Wiadomości - Aktualności
Mandaty (na razie) ocalały
Dodał: MCK Data: 2007-02-09 19:43:51 (czytane: 6291)
...czyli jak Nowy Korczyn uratował wójta i przewodniczącą rady. Ale to nie koniec kłopotów - gmina stoi u progu bankructwa.
Dwie sesje w ciągu czterech dni, z których jednej... tak naprawdę nie było. Ostre starcia nowej i starej władzy, uratowane mandaty wójta i przewodniczącej rady - ostatni tydzień w Nowym Korczynie mimo zimy był bardzo gorący i bogaty w wydarzenia.
Wiktor Kwas, wójt Nowego Korczyna, przekonał radnych - nadal rządzi gminą. (A. Ligiecki)
Doszło do pierwszej - po
listopadowych wyborach - poważnej próby sił. Między koalicją, która
przejęła władzę, a ludowcami, którzy dość nieoczekiwanie ją utracili.
WOJNA O MANDATY
Przyczynkiem
do korczyńskiej "wojny na górze” stały się... oświadczenia majątkowe.
Fakt, iż wójt Wiktor Kwas oraz przewodnicząca Rady Gminy Małgorzata
Matusik nie złożyli tych dokumentów w ustawowym terminie u wojewody,
spowodował lawinę problemów.
Obydwoje trafili na "czarną listę”
wojewody świętokrzyskiego. Razem ze sporą grupą spóźnialskich
samorządowców, którym za złamanie prawa grozi utrata mandatów.
Pierwsza
sesja w tej sprawie miała się odbyć 1 lutego. Na wniosek czterech
radnych opozycji, ale na skutek uchybień formalnoprawnych nie doszła do
skutku. Kolejną, już w normalnym trybie zwołano w poniedziałek.
Tematem
numer jeden było wygaśnięcie mandatów wójta i przewodniczącej.
Małgorzata Matusik uratowała głowę już na początku posiedzenia, kiedy
na wniosek trójki radnych koalicji jej sprawa została zdjęta z porządku
obrad.
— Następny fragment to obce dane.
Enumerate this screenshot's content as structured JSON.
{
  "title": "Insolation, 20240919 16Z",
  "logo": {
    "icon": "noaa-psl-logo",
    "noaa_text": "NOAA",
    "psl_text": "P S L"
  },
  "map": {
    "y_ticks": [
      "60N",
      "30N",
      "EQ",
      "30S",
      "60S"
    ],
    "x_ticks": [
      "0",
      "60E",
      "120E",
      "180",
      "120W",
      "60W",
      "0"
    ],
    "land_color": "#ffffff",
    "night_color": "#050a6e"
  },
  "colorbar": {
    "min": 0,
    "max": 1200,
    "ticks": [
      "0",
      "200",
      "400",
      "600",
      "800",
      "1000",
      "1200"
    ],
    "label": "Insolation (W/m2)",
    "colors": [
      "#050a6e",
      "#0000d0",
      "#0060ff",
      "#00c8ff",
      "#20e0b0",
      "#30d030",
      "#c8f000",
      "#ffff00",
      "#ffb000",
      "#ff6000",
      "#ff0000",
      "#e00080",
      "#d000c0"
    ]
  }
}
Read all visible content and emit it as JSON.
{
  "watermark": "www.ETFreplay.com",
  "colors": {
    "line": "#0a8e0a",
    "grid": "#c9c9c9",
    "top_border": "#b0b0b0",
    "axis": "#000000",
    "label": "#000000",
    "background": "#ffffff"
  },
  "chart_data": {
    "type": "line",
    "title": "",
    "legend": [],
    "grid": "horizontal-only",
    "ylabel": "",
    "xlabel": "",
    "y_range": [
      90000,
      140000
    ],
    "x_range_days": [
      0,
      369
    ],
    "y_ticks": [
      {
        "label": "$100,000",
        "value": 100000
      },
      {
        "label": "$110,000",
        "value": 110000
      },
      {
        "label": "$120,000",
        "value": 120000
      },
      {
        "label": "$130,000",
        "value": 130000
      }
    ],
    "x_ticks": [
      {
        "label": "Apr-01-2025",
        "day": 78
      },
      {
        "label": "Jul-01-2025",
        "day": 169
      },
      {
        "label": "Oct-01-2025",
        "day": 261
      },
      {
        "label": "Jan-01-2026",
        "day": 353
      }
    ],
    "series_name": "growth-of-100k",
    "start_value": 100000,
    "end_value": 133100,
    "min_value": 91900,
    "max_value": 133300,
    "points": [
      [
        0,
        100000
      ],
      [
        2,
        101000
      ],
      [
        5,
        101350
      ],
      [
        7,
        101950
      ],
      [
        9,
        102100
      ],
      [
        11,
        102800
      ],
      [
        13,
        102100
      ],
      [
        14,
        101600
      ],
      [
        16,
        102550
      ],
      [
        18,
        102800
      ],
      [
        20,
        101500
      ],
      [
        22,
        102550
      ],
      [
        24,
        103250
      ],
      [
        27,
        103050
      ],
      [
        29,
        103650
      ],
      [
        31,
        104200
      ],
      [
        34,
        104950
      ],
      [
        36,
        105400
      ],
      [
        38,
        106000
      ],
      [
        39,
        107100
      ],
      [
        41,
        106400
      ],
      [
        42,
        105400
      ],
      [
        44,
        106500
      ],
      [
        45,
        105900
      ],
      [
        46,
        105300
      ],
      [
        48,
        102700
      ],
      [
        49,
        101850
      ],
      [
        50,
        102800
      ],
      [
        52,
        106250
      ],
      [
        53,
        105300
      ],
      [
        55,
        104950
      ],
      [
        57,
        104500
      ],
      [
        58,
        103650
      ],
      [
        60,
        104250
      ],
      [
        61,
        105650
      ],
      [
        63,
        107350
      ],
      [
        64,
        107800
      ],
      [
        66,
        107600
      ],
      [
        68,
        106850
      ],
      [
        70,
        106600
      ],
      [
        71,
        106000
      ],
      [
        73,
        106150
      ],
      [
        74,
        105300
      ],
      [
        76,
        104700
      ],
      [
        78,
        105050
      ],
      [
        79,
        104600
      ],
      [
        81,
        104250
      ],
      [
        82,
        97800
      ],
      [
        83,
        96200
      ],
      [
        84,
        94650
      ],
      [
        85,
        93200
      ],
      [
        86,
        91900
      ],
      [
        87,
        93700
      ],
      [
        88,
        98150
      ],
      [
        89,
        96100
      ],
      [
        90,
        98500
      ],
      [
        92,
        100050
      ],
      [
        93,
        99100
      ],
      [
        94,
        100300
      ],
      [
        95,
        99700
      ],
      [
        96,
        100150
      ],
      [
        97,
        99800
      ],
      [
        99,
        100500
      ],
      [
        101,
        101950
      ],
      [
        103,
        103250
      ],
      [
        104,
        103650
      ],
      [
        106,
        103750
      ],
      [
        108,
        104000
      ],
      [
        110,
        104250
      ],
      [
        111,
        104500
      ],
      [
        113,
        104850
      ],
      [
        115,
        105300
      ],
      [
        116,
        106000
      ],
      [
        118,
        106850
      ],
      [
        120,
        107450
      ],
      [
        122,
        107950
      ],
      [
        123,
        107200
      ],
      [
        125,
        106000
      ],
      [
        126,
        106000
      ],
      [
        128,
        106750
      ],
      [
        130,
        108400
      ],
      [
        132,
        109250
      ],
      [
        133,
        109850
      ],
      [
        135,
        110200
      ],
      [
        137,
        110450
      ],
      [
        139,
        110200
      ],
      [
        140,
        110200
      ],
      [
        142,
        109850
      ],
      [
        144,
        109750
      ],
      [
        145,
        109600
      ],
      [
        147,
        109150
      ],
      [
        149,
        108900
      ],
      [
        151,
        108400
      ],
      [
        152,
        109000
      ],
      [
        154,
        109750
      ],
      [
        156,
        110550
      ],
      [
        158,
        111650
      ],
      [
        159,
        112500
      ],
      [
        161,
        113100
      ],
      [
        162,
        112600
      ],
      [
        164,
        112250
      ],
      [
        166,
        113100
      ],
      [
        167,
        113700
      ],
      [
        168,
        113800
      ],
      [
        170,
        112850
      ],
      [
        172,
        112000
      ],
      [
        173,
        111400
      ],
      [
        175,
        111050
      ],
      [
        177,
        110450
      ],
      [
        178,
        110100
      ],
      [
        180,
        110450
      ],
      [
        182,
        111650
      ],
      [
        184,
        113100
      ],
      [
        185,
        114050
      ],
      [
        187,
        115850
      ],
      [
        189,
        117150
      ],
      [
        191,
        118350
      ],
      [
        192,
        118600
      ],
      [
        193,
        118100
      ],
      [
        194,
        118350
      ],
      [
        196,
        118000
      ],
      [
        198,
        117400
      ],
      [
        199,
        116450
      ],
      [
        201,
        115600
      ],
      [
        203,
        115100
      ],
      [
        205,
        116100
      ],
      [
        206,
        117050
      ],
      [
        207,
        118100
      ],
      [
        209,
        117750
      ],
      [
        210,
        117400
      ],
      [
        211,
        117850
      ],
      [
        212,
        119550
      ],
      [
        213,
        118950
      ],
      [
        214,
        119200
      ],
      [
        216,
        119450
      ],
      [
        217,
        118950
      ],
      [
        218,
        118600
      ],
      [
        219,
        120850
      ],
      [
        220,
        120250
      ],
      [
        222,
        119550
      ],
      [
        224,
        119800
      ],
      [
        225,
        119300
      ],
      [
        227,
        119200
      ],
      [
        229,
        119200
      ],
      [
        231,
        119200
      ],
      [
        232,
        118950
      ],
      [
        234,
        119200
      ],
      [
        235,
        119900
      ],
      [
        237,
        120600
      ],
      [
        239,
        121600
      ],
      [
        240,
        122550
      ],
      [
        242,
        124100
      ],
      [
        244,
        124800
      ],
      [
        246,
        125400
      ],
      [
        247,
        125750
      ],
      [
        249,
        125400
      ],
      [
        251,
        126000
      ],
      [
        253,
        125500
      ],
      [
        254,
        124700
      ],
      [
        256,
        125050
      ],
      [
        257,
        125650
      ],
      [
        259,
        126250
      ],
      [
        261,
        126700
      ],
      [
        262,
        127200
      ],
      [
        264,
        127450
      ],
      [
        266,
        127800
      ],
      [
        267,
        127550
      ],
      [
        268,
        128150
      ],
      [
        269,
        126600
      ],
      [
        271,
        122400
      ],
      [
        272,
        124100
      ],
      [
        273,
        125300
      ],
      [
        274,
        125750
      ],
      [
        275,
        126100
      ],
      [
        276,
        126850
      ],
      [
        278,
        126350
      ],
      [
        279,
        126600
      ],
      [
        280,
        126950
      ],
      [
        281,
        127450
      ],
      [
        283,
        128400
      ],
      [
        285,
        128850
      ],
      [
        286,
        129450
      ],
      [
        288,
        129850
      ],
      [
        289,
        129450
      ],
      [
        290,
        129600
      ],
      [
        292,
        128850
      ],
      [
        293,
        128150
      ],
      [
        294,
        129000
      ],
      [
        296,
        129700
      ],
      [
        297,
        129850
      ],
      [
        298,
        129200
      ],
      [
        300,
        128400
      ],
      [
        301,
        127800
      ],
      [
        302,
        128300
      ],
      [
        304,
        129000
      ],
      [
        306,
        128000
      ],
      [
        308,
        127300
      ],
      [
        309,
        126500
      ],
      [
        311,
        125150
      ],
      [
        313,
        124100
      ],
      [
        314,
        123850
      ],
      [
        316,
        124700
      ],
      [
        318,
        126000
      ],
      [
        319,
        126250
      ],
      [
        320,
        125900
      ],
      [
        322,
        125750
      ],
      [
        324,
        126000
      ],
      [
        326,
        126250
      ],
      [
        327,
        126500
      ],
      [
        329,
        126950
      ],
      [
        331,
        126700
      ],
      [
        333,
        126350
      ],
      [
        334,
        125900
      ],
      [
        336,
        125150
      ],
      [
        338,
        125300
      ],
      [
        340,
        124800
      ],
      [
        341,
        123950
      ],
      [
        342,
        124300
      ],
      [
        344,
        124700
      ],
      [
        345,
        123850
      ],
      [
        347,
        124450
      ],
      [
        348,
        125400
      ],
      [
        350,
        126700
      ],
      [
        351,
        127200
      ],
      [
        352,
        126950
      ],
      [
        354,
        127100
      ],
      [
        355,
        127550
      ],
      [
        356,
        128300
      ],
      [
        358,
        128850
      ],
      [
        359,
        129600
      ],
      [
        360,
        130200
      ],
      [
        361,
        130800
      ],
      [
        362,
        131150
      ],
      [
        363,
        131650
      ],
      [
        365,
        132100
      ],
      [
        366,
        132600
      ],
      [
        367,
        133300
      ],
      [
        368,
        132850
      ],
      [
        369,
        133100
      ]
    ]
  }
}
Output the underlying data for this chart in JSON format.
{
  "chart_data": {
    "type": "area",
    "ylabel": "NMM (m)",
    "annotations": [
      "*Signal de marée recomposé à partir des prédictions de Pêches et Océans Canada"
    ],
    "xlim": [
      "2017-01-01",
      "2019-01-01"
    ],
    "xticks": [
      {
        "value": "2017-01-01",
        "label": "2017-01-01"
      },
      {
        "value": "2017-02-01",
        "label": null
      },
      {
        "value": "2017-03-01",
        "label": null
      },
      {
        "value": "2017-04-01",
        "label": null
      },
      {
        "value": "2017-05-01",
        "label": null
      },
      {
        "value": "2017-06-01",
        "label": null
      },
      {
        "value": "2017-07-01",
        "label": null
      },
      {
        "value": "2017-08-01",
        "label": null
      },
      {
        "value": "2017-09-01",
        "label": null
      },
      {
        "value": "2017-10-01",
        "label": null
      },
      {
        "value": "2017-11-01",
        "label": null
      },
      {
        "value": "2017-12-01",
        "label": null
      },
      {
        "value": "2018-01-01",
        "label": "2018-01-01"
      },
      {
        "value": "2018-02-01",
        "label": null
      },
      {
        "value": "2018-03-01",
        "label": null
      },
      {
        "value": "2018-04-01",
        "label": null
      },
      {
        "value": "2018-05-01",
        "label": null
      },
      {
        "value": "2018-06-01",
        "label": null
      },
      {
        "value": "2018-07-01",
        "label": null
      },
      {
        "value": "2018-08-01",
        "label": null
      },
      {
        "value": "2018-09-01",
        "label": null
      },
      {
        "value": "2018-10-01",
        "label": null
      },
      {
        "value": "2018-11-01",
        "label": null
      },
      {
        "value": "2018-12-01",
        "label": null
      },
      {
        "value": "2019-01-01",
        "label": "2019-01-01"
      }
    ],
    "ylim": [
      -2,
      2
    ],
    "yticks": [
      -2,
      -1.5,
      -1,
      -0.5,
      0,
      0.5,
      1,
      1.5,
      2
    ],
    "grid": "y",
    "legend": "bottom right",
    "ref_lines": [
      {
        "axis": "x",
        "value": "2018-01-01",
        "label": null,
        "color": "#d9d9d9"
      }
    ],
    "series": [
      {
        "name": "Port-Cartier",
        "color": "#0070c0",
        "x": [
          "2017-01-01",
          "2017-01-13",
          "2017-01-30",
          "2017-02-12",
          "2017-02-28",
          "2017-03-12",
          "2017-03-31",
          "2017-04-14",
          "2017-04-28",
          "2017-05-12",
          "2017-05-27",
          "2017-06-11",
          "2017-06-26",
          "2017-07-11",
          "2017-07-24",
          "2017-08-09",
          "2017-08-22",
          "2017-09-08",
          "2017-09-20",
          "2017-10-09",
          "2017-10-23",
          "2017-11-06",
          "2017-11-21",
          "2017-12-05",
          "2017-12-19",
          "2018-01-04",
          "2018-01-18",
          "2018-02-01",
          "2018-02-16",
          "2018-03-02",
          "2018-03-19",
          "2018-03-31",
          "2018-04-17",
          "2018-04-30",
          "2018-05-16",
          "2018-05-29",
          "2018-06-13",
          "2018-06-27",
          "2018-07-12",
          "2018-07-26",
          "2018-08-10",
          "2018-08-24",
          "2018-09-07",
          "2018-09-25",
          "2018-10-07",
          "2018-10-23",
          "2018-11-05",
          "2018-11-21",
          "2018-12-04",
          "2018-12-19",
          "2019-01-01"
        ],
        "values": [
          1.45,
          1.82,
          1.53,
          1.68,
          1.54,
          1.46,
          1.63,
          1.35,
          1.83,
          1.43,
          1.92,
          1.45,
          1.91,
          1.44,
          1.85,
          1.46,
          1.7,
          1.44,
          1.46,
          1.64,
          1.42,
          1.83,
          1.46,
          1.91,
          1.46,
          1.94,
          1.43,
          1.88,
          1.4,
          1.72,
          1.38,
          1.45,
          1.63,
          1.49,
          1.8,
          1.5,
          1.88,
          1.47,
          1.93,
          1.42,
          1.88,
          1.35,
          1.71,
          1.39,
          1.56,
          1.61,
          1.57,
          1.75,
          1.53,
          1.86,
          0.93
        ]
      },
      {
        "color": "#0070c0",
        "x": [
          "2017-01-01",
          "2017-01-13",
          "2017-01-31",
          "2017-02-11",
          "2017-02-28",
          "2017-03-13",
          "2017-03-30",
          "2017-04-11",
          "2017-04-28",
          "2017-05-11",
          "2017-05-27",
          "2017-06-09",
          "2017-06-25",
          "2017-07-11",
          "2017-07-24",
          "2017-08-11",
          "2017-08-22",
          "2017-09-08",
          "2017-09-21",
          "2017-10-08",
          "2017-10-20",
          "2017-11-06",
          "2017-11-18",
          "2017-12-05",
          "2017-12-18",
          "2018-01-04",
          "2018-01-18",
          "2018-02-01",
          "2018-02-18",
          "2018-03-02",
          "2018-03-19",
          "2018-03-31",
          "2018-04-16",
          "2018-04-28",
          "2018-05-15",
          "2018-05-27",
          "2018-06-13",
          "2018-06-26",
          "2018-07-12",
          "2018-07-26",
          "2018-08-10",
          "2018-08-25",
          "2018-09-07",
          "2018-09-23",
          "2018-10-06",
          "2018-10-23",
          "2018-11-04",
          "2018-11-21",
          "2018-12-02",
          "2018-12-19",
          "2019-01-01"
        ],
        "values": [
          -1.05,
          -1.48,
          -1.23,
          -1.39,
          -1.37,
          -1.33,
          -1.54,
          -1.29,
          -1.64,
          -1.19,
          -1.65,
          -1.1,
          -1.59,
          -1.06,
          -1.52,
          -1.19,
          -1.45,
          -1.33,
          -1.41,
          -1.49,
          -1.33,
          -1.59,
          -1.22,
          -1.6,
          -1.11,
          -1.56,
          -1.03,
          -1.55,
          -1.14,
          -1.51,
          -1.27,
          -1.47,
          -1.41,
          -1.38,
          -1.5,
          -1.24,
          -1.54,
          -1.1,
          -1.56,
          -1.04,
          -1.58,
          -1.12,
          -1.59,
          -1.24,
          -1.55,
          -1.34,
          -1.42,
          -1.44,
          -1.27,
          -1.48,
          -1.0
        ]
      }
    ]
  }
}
Argumentowano, iż ewentualna zmiana szefowej rady - w chwili,
gdy trwają prace nad nowym budżetem - mogłaby odbić się niekorzystnie
na działalności samorządu. Zresztą w przypadku przewodniczącej nie ma
pośpiechu: termin na przyjęcie "uchwały wygaszającej” mija dopiero w
marcu.
Do 5 lutego rada musiała podjąć decyzję w sprawie wójta.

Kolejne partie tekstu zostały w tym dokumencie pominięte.